AI as a Statistical Renderer—Not a Physics Engine
Once stylistic parameters are defined, understanding how AI interprets motion and realism becomes essential. Another key shift introduced by generative AI workflows lies in how filmmakers conceptualize simulation. AI video models often appear to mimic physical realism. Visual elements like a character’s hair blowing in the wind or of water splashing onto a beach would normally be generated using a physics engine like Houdini, but generative AI isn’t a physics engine.
Instead, generative AI systems perform probabilistic rendering, predicting pixels based on learned statistical patterns rather than simulating physical forces. Recognizing this distinction helps artists anticipate how AI models behave and determine where to apply traditional simulation tools for greater control.

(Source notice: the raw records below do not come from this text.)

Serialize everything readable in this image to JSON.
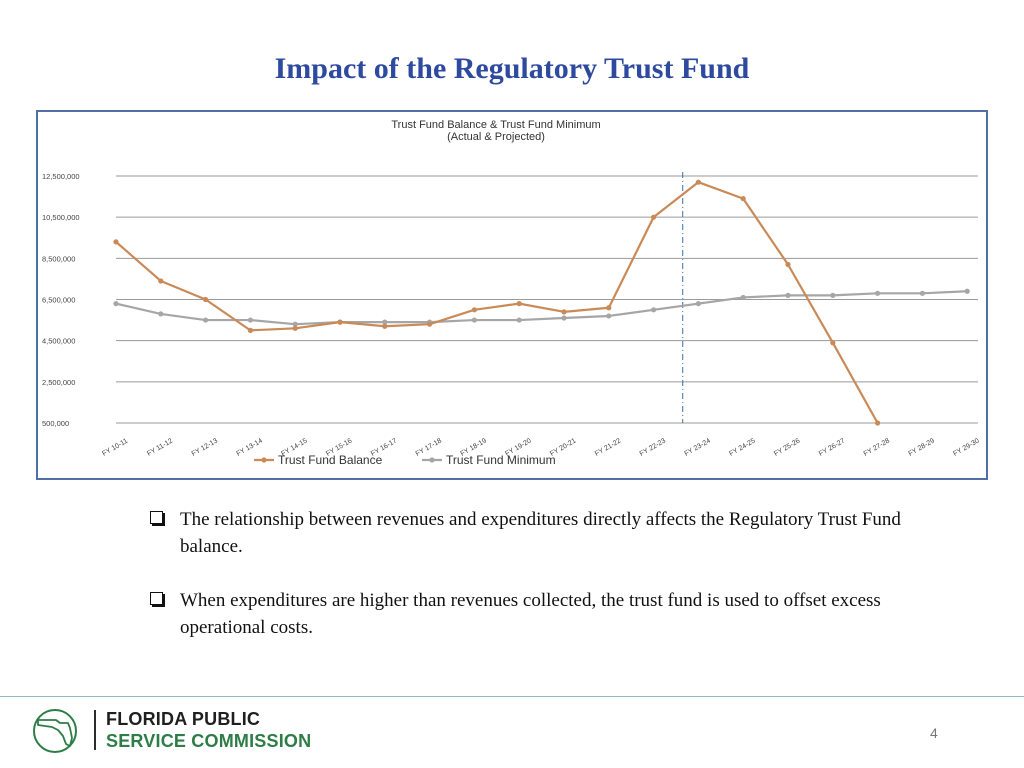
{
  "slide": {
    "title": "Impact of the Regulatory Trust Fund",
    "page_number": "4"
  },
  "bullets": [
    "The relationship between revenues and expenditures directly affects the Regulatory Trust Fund balance.",
    "When expenditures are higher than revenues collected, the trust fund is used to offset excess operational costs."
  ],
  "logo": {
    "line1": "FLORIDA PUBLIC",
    "line2": "SERVICE COMMISSION",
    "icon": "florida-state-seal-icon",
    "colors": {
      "primary": "#2E7D46",
      "dark": "#1f1f1f"
    }
  },
  "chart_data": {
    "type": "line",
    "title": "Trust Fund Balance & Trust Fund Minimum",
    "subtitle": "(Actual & Projected)",
    "xlabel": "",
    "ylabel": "",
    "categories": [
      "FY 10-11",
      "FY 11-12",
      "FY 12-13",
      "FY 13-14",
      "FY 14-15",
      "FY 15-16",
      "FY 16-17",
      "FY 17-18",
      "FY 18-19",
      "FY 19-20",
      "FY 20-21",
      "FY 21-22",
      "FY 22-23",
      "FY 23-24",
      "FY 24-25",
      "FY 25-26",
      "FY 26-27",
      "FY 27-28",
      "FY 28-29",
      "FY 29-30"
    ],
    "y_ticks": [
      500000,
      2500000,
      4500000,
      6500000,
      8500000,
      10500000,
      12500000
    ],
    "y_tick_labels": [
      "500,000",
      "2,500,000",
      "4,500,000",
      "6,500,000",
      "8,500,000",
      "10,500,000",
      "12,500,000"
    ],
    "ylim": [
      500000,
      12500000
    ],
    "grid": true,
    "legend_position": "bottom",
    "divider_after_category": "FY 22-23",
    "series": [
      {
        "name": "Trust Fund Balance",
        "color": "#C98A57",
        "values": [
          9300000,
          7400000,
          6500000,
          5000000,
          5100000,
          5400000,
          5200000,
          5300000,
          6000000,
          6300000,
          5900000,
          6100000,
          10500000,
          12200000,
          11400000,
          8200000,
          4400000,
          500000,
          null,
          null
        ]
      },
      {
        "name": "Trust Fund Minimum",
        "color": "#A6A6A6",
        "values": [
          6300000,
          5800000,
          5500000,
          5500000,
          5300000,
          5400000,
          5400000,
          5400000,
          5500000,
          5500000,
          5600000,
          5700000,
          6000000,
          6300000,
          6600000,
          6700000,
          6700000,
          6800000,
          6800000,
          6900000
        ]
      }
    ]
  }
}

For as powerful as generative AI is, sometimes a physics engine is necessary to get certain movements to look realistic.
Understanding generative AI as a statistical renderer also points toward the next frontier: world models. Emerging systems such as Google’s Genie 3 promise to integrate tone, physics rules, and visual DNA into unified environments that maintain internal consistency across shots. Whereas today’s workflows resemble a patchwork of nodes, world models could consolidate these functions into a single coherent ecosystem, streamlining the entire AI pipeline.
A Collaborative Future for AI-Driven Filmmaking
Generative AI workflows blur traditional boundaries between departments. What begins in pre-production can directly influence upscaling, color, and compositing decisions downstream.
Success depends on early collaboration across technical and creative domains, and on understanding AI models not as “magic boxes,” but as probabilistic systems that expand creative potential through data-driven design.
AI isn’t replacing artists or engineers; it’s refactoring skill sets and breaking down silos. When creatives and technologists collaborate from the earliest stages, AI becomes not a shortcut, but a catalyst for new forms of artistic expression.